Agriculture ministers held an extraordinary meeting to discuss the risk of significant pressures facing the agriculture and agri-food sectors in the wake of the Ukraine invasion.
The aim of the meeting was to share initial information and forecasts on supply and prices, identify issues requiring particular vigilance, and consider measures that could be taken both internally and in terms of international cooperation.
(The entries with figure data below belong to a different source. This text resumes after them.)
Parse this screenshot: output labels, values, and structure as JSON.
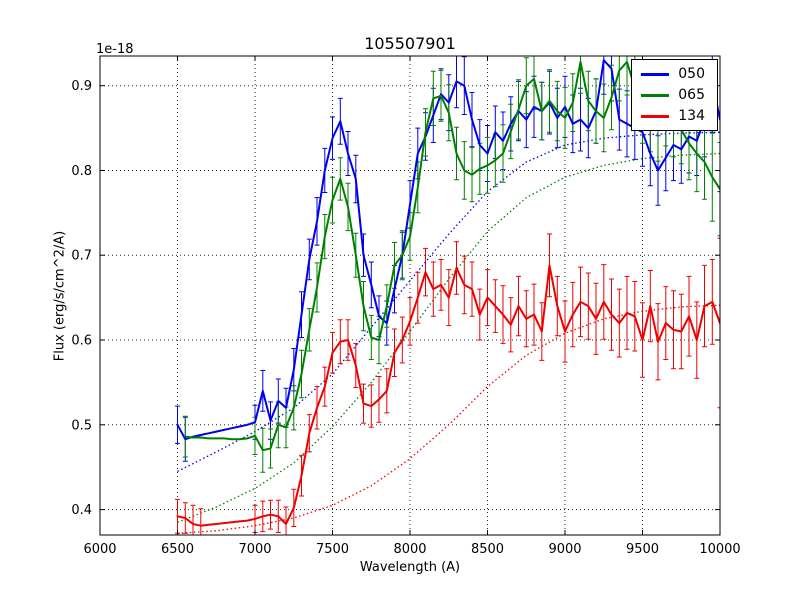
{
  "chart_data": {
    "type": "line",
    "title": "105507901",
    "xlabel": "Wavelength (A)",
    "ylabel": "Flux (erg/s/cm^2/A)",
    "y_offset_label": "1e-18",
    "xlim": [
      6000,
      10000
    ],
    "ylim": [
      0.37,
      0.935
    ],
    "grid": true,
    "grid_style": "dotted",
    "legend_position": "upper-right",
    "error_bars": true,
    "x_ticks": {
      "values": [
        6000,
        6500,
        7000,
        7500,
        8000,
        8500,
        9000,
        9500,
        10000
      ],
      "labels": [
        "6000",
        "6500",
        "7000",
        "7500",
        "8000",
        "8500",
        "9000",
        "9500",
        "10000"
      ]
    },
    "y_ticks": {
      "values": [
        0.4,
        0.5,
        0.6,
        0.7,
        0.8,
        0.9
      ],
      "labels": [
        "0.4",
        "0.5",
        "0.6",
        "0.7",
        "0.8",
        "0.9"
      ]
    },
    "series": [
      {
        "name": "050",
        "color": "#0000ee",
        "x": [
          6500,
          6550,
          6600,
          6650,
          6700,
          6750,
          6800,
          6850,
          6900,
          6950,
          7000,
          7050,
          7100,
          7150,
          7200,
          7250,
          7300,
          7350,
          7400,
          7450,
          7500,
          7550,
          7600,
          7650,
          7700,
          7750,
          7800,
          7850,
          7900,
          7950,
          8000,
          8050,
          8100,
          8150,
          8200,
          8250,
          8300,
          8350,
          8400,
          8450,
          8500,
          8550,
          8600,
          8650,
          8700,
          8750,
          8800,
          8850,
          8900,
          8950,
          9000,
          9050,
          9100,
          9150,
          9200,
          9250,
          9300,
          9350,
          9400,
          9450,
          9500,
          9550,
          9600,
          9650,
          9700,
          9750,
          9800,
          9850,
          9900,
          9950,
          10000
        ],
        "y": [
          0.5,
          0.483,
          0.486,
          0.488,
          0.49,
          0.492,
          0.494,
          0.496,
          0.498,
          0.5,
          0.503,
          0.54,
          0.505,
          0.528,
          0.52,
          0.565,
          0.63,
          0.695,
          0.74,
          0.8,
          0.838,
          0.858,
          0.82,
          0.79,
          0.7,
          0.665,
          0.628,
          0.62,
          0.66,
          0.7,
          0.76,
          0.82,
          0.84,
          0.865,
          0.89,
          0.88,
          0.905,
          0.9,
          0.86,
          0.83,
          0.82,
          0.845,
          0.835,
          0.855,
          0.87,
          0.86,
          0.875,
          0.87,
          0.88,
          0.862,
          0.875,
          0.855,
          0.86,
          0.85,
          0.87,
          0.93,
          0.92,
          0.86,
          0.855,
          0.85,
          0.845,
          0.82,
          0.8,
          0.815,
          0.83,
          0.825,
          0.84,
          0.835,
          0.86,
          0.905,
          0.86
        ],
        "yerr": [
          0.022,
          0.026,
          0,
          0,
          0,
          0,
          0,
          0,
          0,
          0,
          0.02,
          0.024,
          0.022,
          0.026,
          0.023,
          0.025,
          0.027,
          0.024,
          0.028,
          0.026,
          0.025,
          0.027,
          0.026,
          0.028,
          0.025,
          0.027,
          0.024,
          0.026,
          0.028,
          0.027,
          0.028,
          0.03,
          0.028,
          0.032,
          0.03,
          0.033,
          0.031,
          0.034,
          0.032,
          0.03,
          0.033,
          0.031,
          0.034,
          0.032,
          0.035,
          0.033,
          0.036,
          0.034,
          0.037,
          0.035,
          0.036,
          0.034,
          0.037,
          0.035,
          0.038,
          0.04,
          0.038,
          0.036,
          0.039,
          0.037,
          0.04,
          0.038,
          0.041,
          0.039,
          0.042,
          0.04,
          0.043,
          0.041,
          0.044,
          0.06,
          0.085
        ]
      },
      {
        "name": "065",
        "color": "#008000",
        "x": [
          6550,
          6600,
          6650,
          6700,
          6750,
          6800,
          6850,
          6900,
          6950,
          7000,
          7050,
          7100,
          7150,
          7200,
          7250,
          7300,
          7350,
          7400,
          7450,
          7500,
          7550,
          7600,
          7650,
          7700,
          7750,
          7800,
          7850,
          7900,
          7950,
          8000,
          8050,
          8100,
          8150,
          8200,
          8250,
          8300,
          8350,
          8400,
          8450,
          8500,
          8550,
          8600,
          8650,
          8700,
          8750,
          8800,
          8850,
          8900,
          8950,
          9000,
          9050,
          9100,
          9150,
          9200,
          9250,
          9300,
          9350,
          9400,
          9450,
          9500,
          9550,
          9600,
          9650,
          9700,
          9750,
          9800,
          9850,
          9900,
          9950,
          10000
        ],
        "y": [
          0.486,
          0.485,
          0.485,
          0.484,
          0.484,
          0.484,
          0.483,
          0.483,
          0.484,
          0.487,
          0.47,
          0.472,
          0.5,
          0.497,
          0.52,
          0.56,
          0.612,
          0.662,
          0.722,
          0.765,
          0.79,
          0.757,
          0.7,
          0.64,
          0.603,
          0.6,
          0.64,
          0.688,
          0.7,
          0.722,
          0.78,
          0.845,
          0.885,
          0.888,
          0.868,
          0.82,
          0.8,
          0.795,
          0.802,
          0.806,
          0.812,
          0.82,
          0.846,
          0.872,
          0.9,
          0.908,
          0.87,
          0.882,
          0.87,
          0.862,
          0.88,
          0.928,
          0.882,
          0.87,
          0.862,
          0.886,
          0.918,
          0.928,
          0.898,
          0.872,
          0.86,
          0.852,
          0.868,
          0.858,
          0.848,
          0.832,
          0.82,
          0.81,
          0.792,
          0.778
        ],
        "yerr": [
          0.024,
          0,
          0,
          0,
          0,
          0,
          0,
          0,
          0,
          0.022,
          0.026,
          0.023,
          0.027,
          0.024,
          0.026,
          0.028,
          0.025,
          0.029,
          0.026,
          0.027,
          0.025,
          0.028,
          0.026,
          0.029,
          0.026,
          0.028,
          0.025,
          0.027,
          0.029,
          0.028,
          0.03,
          0.028,
          0.032,
          0.03,
          0.033,
          0.031,
          0.034,
          0.032,
          0.03,
          0.033,
          0.031,
          0.034,
          0.032,
          0.035,
          0.033,
          0.036,
          0.034,
          0.037,
          0.035,
          0.036,
          0.034,
          0.037,
          0.035,
          0.038,
          0.04,
          0.038,
          0.036,
          0.039,
          0.037,
          0.04,
          0.038,
          0.041,
          0.039,
          0.042,
          0.04,
          0.043,
          0.045,
          0.044,
          0.052,
          0.055
        ]
      },
      {
        "name": "134",
        "color": "#ee0000",
        "x": [
          6500,
          6550,
          6600,
          6650,
          6700,
          6750,
          6800,
          6850,
          6900,
          6950,
          7000,
          7050,
          7100,
          7150,
          7200,
          7250,
          7300,
          7350,
          7400,
          7450,
          7500,
          7550,
          7600,
          7650,
          7700,
          7750,
          7800,
          7850,
          7900,
          7950,
          8000,
          8050,
          8100,
          8150,
          8200,
          8250,
          8300,
          8350,
          8400,
          8450,
          8500,
          8550,
          8600,
          8650,
          8700,
          8750,
          8800,
          8850,
          8900,
          8950,
          9000,
          9050,
          9100,
          9150,
          9200,
          9250,
          9300,
          9350,
          9400,
          9450,
          9500,
          9550,
          9600,
          9650,
          9700,
          9750,
          9800,
          9850,
          9900,
          9950,
          10000
        ],
        "y": [
          0.392,
          0.39,
          0.383,
          0.381,
          0.382,
          0.383,
          0.384,
          0.385,
          0.386,
          0.387,
          0.389,
          0.392,
          0.394,
          0.392,
          0.383,
          0.402,
          0.44,
          0.49,
          0.52,
          0.545,
          0.585,
          0.598,
          0.6,
          0.57,
          0.525,
          0.522,
          0.53,
          0.54,
          0.585,
          0.6,
          0.622,
          0.65,
          0.68,
          0.66,
          0.665,
          0.65,
          0.685,
          0.665,
          0.66,
          0.63,
          0.65,
          0.64,
          0.63,
          0.618,
          0.64,
          0.625,
          0.63,
          0.61,
          0.688,
          0.64,
          0.61,
          0.63,
          0.645,
          0.64,
          0.625,
          0.645,
          0.63,
          0.62,
          0.632,
          0.628,
          0.6,
          0.64,
          0.598,
          0.62,
          0.612,
          0.61,
          0.628,
          0.6,
          0.64,
          0.645,
          0.62
        ],
        "yerr": [
          0.02,
          0.018,
          0.022,
          0.02,
          0,
          0,
          0,
          0,
          0,
          0,
          0.016,
          0.018,
          0.017,
          0.019,
          0.02,
          0.022,
          0.024,
          0.022,
          0.025,
          0.023,
          0.024,
          0.026,
          0.024,
          0.026,
          0.023,
          0.025,
          0.027,
          0.026,
          0.028,
          0.027,
          0.028,
          0.03,
          0.028,
          0.032,
          0.03,
          0.033,
          0.031,
          0.034,
          0.032,
          0.03,
          0.033,
          0.031,
          0.034,
          0.032,
          0.035,
          0.033,
          0.036,
          0.034,
          0.037,
          0.035,
          0.036,
          0.038,
          0.041,
          0.039,
          0.042,
          0.044,
          0.042,
          0.04,
          0.043,
          0.041,
          0.044,
          0.042,
          0.045,
          0.043,
          0.046,
          0.044,
          0.047,
          0.045,
          0.048,
          0.05,
          0.1
        ]
      }
    ],
    "models": [
      {
        "name": "050",
        "color": "#0000ee",
        "style": "dotted",
        "x": [
          6500,
          6750,
          7000,
          7250,
          7500,
          7750,
          8000,
          8250,
          8500,
          8750,
          9000,
          9250,
          9500,
          9750,
          10000
        ],
        "y": [
          0.445,
          0.468,
          0.492,
          0.52,
          0.56,
          0.615,
          0.67,
          0.725,
          0.775,
          0.81,
          0.83,
          0.838,
          0.842,
          0.844,
          0.845
        ]
      },
      {
        "name": "065",
        "color": "#008000",
        "style": "dotted",
        "x": [
          6500,
          6750,
          7000,
          7250,
          7500,
          7750,
          8000,
          8250,
          8500,
          8750,
          9000,
          9250,
          9500,
          9750,
          10000
        ],
        "y": [
          0.385,
          0.403,
          0.425,
          0.455,
          0.498,
          0.55,
          0.61,
          0.672,
          0.728,
          0.768,
          0.792,
          0.806,
          0.814,
          0.818,
          0.82
        ]
      },
      {
        "name": "134",
        "color": "#ee0000",
        "style": "dotted",
        "x": [
          6500,
          6750,
          7000,
          7250,
          7500,
          7750,
          8000,
          8250,
          8500,
          8750,
          9000,
          9250,
          9500,
          9750,
          10000
        ],
        "y": [
          0.372,
          0.375,
          0.381,
          0.39,
          0.405,
          0.428,
          0.46,
          0.5,
          0.545,
          0.582,
          0.608,
          0.625,
          0.634,
          0.639,
          0.641
        ]
      }
    ],
    "legend": {
      "entries": [
        "050",
        "065",
        "134"
      ]
    }
  }
}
Following the meeting and the statements by ministers, the EU commissioner for agriculture, Janusz Wojciechowski, expressed his intention to:
- activate crisis monitoring tools, in particular the European food security crisis preparedness and response mechanism set up by the Commission, and the high-level working group on the pigmeat sector announced at the Council meeting on 21 February;
- consider introducing exceptional measures under the Common Market Organisation (CMO) regulation aimed at the sectors most affected by the rise in input costs;
- consider adopting measures aimed at securing and freeing up Europe’s production capacity in 2022, such as using fallow land for protein crops.
These measures will be discussed by the Special Committee on Agriculture as well as at the next Agriculture and Fisheries Council on 21 March.
A number of member states also called for a more long-term strategy and set of tools to be put in place as soon as possible with a view to improving the EU’s resilience and food sovereignty, and for food sovereignty to be incorporated into the EU’s agricultural policy.
2 March 2022/ Consilium/ European Union.